Macromedia – Dreamweaver 4 review

Web site development tool
Photo of Macromedia – Dreamweaver 4
£229 + VAT (street price), £99 + VAT (upgrade)

Macromedia Dreamweaver has a well-deserved reputation for being a capable Web design package, and contains support for both graphical design and direct coding of HTML. It also has some site management features and integration with sister packages Flash and Fireworks for Web graphics work.

Version 4 brings some welcome enhancements including some relief from the tiresome job of table-based Web page layout, as well as the ability to add Flash buttons and Flash text directly in Dreamweaver. This provides greater scope for creating visually appealing pages with Dreamweaver alone.

The new table editing features complement those from version 3 and so there are now two ways of working with tables, which means that designers can get to grips with the new version without extra training. The new features allow for direct drawing of table cells on a page in a ‘layout mode’, giving greater freedom of design without painstaking coding. Once a table cell is drawn on a page, guides are automatically created which facilitate accurate positioning of extra cells.

A small library of quite generic Flash buttons is provided, giving users a quick way to create a polished finish. A few extra styles can be downloaded from Macromedia, or users can generate their own Flash button styles if they have Macromedia Flash 5.

For those developers who prefer to get their hands dirty with direct editing of HTML code, the standard code browser has been integrated into the document window, so that code can be reviewed as page elements are added. This feature serves both to familiarise new users with HTML code and to speed up coding considerably. This is one of a series of enhancements that promote a greater interaction with code. Also included is a Javascript debugger and an integrated O’Reilly reference guide for HTML, Javascript and CSS style sheets which provides information about the tags users are working with in the code view.

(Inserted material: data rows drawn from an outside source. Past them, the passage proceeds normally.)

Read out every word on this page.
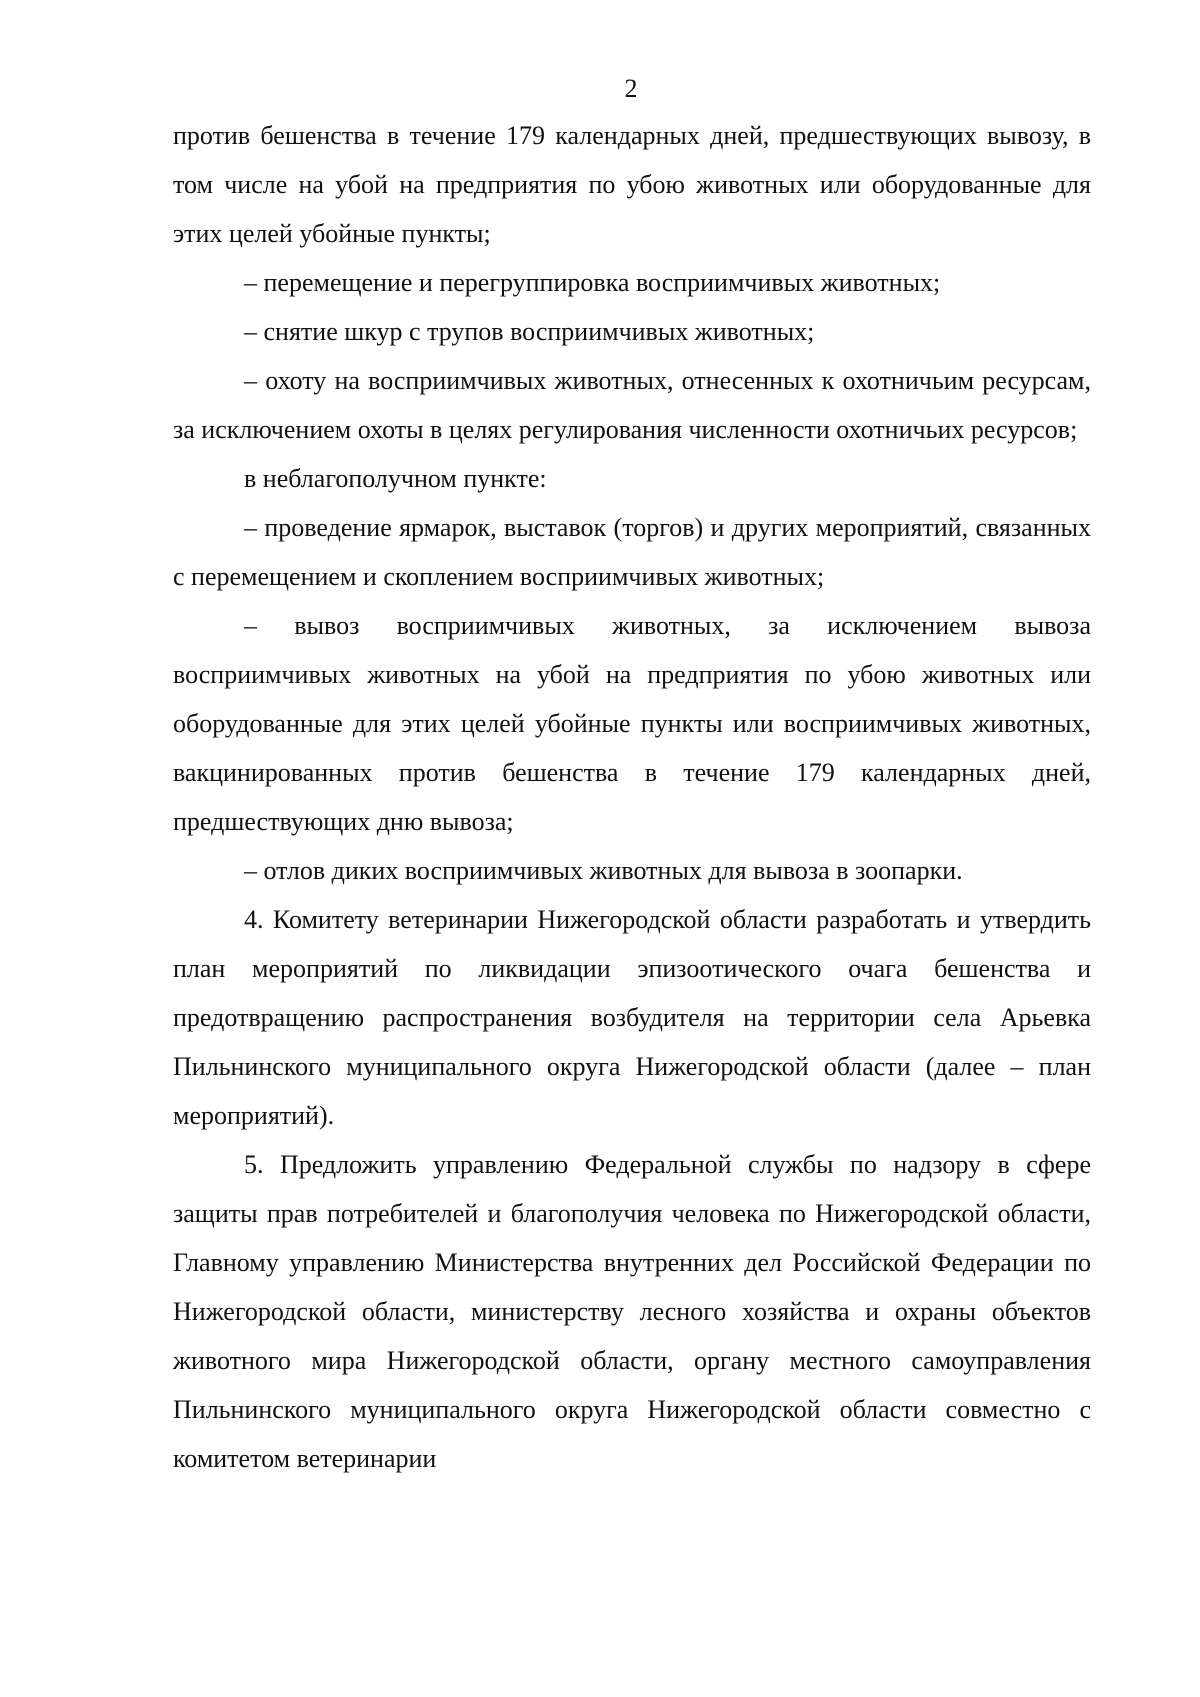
2

против бешенства в течение 179 календарных дней, предшествующих вывозу, в том числе на убой на предприятия по убою животных или оборудованные для этих целей убойные пункты;

– перемещение и перегруппировка восприимчивых животных;

– снятие шкур с трупов восприимчивых животных;

– охоту на восприимчивых животных, отнесенных к охотничьим ресурсам, за исключением охоты в целях регулирования численности охотничьих ресурсов;

в неблагополучном пункте:

– проведение ярмарок, выставок (торгов) и других мероприятий, связанных с перемещением и скоплением восприимчивых животных;

– вывоз восприимчивых животных, за исключением вывоза восприимчивых животных на убой на предприятия по убою животных или оборудованные для этих целей убойные пункты или восприимчивых животных, вакцинированных против бешенства в течение 179 календарных дней, предшествующих дню вывоза;

– отлов диких восприимчивых животных для вывоза в зоопарки.

4. Комитету ветеринарии Нижегородской области разработать и утвердить план мероприятий по ликвидации эпизоотического очага бешенства и предотвращению распространения возбудителя на территории села Арьевка Пильнинского муниципального округа Нижегородской области (далее – план мероприятий).

5. Предложить управлению Федеральной службы по надзору в сфере защиты прав потребителей и благополучия человека по Нижегородской области, Главному управлению Министерства внутренних дел Российской Федерации по Нижегородской области, министерству лесного хозяйства и охраны объектов животного мира Нижегородской области, органу местного самоуправления Пильнинского муниципального округа Нижегородской области совместно с комитетом ветеринарии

We found Dreamweaver 4 to be stable and subtly improved in several areas, such as palette docking to reduce screen clutter. However, we found that we still needed to use a separate FTP program to upload site files, as Dreamweaver couldn’t cope with our ISP. This closed the door to many of Dreamweaver’s site management and synchronisation features, which was a shame, although for larger, in-house developments this won’t be a problem.

Company: Macromedia

Contact: 01344 458633

The clean interface of Dreamweaver 4 is a delight to use, and the new features will serve to augment its position as a market leader. Improved site management features, however, are let down by apparently untouched FTP software. This said, Dreamweaver is still a Web tool we'd highly recommend.